Let the queen be in a cell with coordinates (x, y), rows and columns are numbered from scratch, and we want to learn how to find the size of the region located to the left of the vertical on which the queen is standing, and above the diagonal ray released to the left upwards from the cell in which worth the queen. Note that if this beam rests against the top edge of the board (x ≥ y), the answer will be the sum of all numbers from 1 to x - 1. Otherwise, the number of cells that would be the queen bits should be subtracted from this value , if not for the edge of the board. The number of such cells is equal to the sum of all numbers from 1 to x - y -1.

Task D. Tree
Idea: Anna Malova.
Realization: Artem Vasiliev.
Analysis: Vitaly Aksyonov.
Given a tree that needs to be obtained from one vertex by two operations: cut an edge and add 2 vertices to the sheet. To solve this problem, we first check whether there is a vertex of degree at least 4. If it exists, then a tree cannot be obtained.

In any other case, you can build a tree. To do this, we calculate the number of vertices v 2 of degree 2 and v3 of degree 3. If there is a vertex of degree 2, then when choosing its initial, we construct a tree for (v 2 - 1) · 2 + (v 3 + 1), otherwise the number of actions is equal to ( v 2 + 1) · 2 + v 3. This is true because to obtain an internal vertex of degree 3, you need to apply one operation of the second type, and to get an internal vertex of degree 2 you need to apply 2 operations.

Task E. Tax on travel .
Idea: Boris Minaev.
Realization: Boris Minayev.
Analysis: Boris Minayev.
Note that the income received from taxes is always even, since for any pair of cities there are two residents who are going to travel along the path that connects them.
Calculate for each road the number of paths that pass through it. To do this, it is necessary to multiply the number of vertices in the two components, into which the tree is divided when the edge is removed. To calculate the total income, it is necessary to sum up on all roads the product of the fare on this road by the amount that we have just calculated.

We calculate the income that the president will receive if on all roads the prices for travel will be the lowest possible. Subtract this amount from the required. If we get a negative number, then there is not a single satisfying set of taxes. Note that if we get a non-negative number, then the total number of roads does not exceed 600.

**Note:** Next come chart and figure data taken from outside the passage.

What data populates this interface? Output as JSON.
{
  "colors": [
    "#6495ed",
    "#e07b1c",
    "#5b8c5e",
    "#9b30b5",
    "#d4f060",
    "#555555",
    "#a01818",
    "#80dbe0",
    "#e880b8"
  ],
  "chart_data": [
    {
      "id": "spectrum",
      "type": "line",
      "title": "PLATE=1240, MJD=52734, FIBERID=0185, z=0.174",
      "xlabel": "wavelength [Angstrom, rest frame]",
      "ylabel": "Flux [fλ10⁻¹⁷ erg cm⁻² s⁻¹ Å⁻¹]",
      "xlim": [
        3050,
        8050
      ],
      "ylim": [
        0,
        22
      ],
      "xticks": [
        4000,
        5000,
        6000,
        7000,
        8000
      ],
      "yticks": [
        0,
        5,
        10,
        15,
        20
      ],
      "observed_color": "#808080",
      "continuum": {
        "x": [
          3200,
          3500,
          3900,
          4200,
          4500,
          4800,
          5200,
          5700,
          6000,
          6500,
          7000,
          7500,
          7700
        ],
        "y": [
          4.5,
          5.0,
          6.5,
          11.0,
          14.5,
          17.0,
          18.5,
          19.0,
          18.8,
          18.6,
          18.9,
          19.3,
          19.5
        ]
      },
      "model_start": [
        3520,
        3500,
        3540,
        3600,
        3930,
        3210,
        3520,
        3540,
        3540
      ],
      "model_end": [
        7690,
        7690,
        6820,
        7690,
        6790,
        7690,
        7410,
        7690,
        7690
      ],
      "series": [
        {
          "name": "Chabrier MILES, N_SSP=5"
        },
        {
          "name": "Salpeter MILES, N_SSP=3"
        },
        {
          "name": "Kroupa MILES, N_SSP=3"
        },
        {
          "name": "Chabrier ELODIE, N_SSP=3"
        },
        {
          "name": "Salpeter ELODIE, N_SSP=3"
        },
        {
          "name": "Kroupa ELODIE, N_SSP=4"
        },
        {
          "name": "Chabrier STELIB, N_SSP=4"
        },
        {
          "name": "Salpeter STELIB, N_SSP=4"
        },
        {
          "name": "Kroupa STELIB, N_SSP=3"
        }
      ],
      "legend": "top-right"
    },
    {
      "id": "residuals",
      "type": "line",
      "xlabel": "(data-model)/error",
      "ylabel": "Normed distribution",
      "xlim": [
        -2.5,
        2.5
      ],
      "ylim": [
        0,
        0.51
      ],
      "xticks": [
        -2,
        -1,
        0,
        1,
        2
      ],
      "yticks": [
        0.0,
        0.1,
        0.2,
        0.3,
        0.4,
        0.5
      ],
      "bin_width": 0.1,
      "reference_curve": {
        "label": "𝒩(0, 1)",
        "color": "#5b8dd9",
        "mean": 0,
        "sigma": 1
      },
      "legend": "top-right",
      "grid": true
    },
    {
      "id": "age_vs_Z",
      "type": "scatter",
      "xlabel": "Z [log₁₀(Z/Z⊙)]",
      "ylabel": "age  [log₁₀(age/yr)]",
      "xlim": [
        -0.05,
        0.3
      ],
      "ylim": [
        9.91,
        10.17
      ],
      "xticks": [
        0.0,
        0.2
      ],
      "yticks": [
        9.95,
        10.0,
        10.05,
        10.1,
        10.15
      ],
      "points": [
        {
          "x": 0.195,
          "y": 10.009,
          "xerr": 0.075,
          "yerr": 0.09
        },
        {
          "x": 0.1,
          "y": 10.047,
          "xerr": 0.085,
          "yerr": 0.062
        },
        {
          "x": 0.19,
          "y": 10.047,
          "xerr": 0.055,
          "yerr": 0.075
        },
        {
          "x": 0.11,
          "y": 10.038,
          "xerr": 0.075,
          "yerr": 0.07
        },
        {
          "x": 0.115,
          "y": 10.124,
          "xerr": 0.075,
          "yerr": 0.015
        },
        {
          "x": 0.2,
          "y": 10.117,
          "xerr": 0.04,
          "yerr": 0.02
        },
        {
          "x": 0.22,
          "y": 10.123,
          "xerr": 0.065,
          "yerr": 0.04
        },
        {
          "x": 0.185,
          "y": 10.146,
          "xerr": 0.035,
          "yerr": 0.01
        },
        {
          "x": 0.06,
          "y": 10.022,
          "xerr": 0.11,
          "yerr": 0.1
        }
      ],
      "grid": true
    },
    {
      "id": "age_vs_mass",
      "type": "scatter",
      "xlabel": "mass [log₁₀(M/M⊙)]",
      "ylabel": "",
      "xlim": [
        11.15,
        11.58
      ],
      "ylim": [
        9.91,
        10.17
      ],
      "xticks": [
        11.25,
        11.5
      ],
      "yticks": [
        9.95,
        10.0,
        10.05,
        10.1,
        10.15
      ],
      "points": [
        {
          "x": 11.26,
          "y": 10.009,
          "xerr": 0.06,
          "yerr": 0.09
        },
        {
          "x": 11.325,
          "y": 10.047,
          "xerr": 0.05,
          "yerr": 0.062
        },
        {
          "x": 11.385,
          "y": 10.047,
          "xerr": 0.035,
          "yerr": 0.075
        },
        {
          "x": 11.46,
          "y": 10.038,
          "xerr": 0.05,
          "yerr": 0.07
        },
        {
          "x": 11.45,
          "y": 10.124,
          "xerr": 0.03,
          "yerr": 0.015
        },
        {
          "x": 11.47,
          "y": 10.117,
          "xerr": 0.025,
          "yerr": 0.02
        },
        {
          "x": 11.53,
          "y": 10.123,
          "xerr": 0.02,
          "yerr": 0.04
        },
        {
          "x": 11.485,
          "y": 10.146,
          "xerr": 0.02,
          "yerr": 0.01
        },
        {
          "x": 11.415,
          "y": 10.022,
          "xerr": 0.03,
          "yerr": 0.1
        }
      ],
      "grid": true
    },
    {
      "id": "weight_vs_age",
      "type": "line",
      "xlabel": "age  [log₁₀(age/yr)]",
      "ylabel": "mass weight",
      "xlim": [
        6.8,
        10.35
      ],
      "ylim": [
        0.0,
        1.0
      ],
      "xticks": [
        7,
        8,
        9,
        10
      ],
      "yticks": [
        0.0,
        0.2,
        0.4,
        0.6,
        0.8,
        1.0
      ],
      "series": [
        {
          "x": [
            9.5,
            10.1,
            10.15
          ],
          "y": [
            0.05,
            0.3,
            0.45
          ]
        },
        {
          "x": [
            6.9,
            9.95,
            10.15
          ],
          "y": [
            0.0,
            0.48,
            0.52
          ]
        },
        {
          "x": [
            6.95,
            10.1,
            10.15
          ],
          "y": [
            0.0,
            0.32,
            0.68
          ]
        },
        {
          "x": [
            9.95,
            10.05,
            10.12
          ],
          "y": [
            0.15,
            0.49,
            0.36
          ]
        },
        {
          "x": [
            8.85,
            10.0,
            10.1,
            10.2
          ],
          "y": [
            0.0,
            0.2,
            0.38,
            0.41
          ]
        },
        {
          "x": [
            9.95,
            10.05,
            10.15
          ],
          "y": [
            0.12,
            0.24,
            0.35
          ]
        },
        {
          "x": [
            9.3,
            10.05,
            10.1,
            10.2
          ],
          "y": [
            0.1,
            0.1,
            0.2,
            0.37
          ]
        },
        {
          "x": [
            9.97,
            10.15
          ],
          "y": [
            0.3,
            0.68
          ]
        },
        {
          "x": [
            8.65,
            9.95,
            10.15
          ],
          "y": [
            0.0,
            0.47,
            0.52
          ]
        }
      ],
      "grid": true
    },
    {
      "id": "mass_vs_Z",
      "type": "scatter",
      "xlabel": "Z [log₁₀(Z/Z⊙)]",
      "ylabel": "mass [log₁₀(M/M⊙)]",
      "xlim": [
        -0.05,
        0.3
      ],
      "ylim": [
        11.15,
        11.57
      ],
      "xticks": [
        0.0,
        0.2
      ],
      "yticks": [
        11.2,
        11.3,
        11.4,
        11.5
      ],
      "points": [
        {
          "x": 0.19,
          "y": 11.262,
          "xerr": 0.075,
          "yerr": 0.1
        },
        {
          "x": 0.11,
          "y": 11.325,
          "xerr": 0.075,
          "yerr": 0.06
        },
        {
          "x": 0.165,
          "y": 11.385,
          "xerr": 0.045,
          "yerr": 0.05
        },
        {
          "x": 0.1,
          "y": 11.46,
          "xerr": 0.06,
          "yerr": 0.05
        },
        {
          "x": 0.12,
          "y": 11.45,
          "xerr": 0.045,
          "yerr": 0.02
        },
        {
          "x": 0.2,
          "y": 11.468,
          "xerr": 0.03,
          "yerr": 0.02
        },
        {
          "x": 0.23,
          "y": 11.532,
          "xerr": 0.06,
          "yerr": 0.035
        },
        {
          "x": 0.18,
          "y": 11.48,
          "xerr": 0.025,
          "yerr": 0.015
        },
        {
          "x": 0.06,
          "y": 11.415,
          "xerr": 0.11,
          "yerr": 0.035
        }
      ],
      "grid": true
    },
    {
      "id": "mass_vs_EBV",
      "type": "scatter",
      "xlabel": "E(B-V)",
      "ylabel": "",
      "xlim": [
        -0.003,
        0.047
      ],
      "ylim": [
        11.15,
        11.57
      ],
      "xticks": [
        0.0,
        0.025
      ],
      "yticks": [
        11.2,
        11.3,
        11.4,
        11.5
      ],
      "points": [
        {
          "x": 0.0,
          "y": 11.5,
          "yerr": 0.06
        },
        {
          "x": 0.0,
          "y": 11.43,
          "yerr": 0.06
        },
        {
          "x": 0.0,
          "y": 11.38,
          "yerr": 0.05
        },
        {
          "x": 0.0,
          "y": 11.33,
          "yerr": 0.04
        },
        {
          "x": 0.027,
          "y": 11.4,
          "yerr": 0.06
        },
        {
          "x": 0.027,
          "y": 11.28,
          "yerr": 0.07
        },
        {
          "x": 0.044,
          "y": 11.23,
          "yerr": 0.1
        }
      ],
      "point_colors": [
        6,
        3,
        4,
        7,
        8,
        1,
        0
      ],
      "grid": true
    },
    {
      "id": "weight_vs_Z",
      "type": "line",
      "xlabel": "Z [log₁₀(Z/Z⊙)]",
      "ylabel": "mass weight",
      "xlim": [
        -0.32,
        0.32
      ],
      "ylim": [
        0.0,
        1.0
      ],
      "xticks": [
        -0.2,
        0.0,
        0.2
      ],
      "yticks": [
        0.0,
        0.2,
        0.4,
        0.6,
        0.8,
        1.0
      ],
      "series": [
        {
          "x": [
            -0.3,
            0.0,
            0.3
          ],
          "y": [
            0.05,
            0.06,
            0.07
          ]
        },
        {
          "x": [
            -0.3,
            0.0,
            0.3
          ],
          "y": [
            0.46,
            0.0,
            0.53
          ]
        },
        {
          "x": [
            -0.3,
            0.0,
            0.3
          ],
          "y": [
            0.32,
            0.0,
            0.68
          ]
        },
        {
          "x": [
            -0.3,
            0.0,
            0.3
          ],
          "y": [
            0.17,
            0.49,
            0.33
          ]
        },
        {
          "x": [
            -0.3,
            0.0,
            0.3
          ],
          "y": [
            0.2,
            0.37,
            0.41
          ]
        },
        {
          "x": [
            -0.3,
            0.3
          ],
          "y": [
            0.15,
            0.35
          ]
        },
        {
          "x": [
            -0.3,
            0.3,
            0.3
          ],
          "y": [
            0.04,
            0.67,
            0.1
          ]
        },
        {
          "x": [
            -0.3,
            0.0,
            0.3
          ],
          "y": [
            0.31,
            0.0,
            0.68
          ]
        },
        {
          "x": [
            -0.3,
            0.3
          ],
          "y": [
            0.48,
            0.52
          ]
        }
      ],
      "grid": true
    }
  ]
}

Now we need to solve some modification of the backpack problem. It is solved by dynamic programming. We will consider all the roads in turn. We will also support the number of ways to collect a certain amount of money using only a certain prefix of roads. Consider in more detail how to handle the next road. Let the increase in the tax on travel on this road adds c monetary units to the total profit, and the price for traveling on the road may be in the range from 0 to max. How to find out how many ways there are to get total income m? In fact, this number coincides with the number of ways to get the total profit m - c with the exception of two terms. These terms correspond to the fact that we can assign a fare equal to 0, but we can not max + 1. That is, each value of dynamic programming can be calculated using the three already calculated values. Thus, the next road can be processed for O (MAX), where MAX is the profit that the president wants to receive.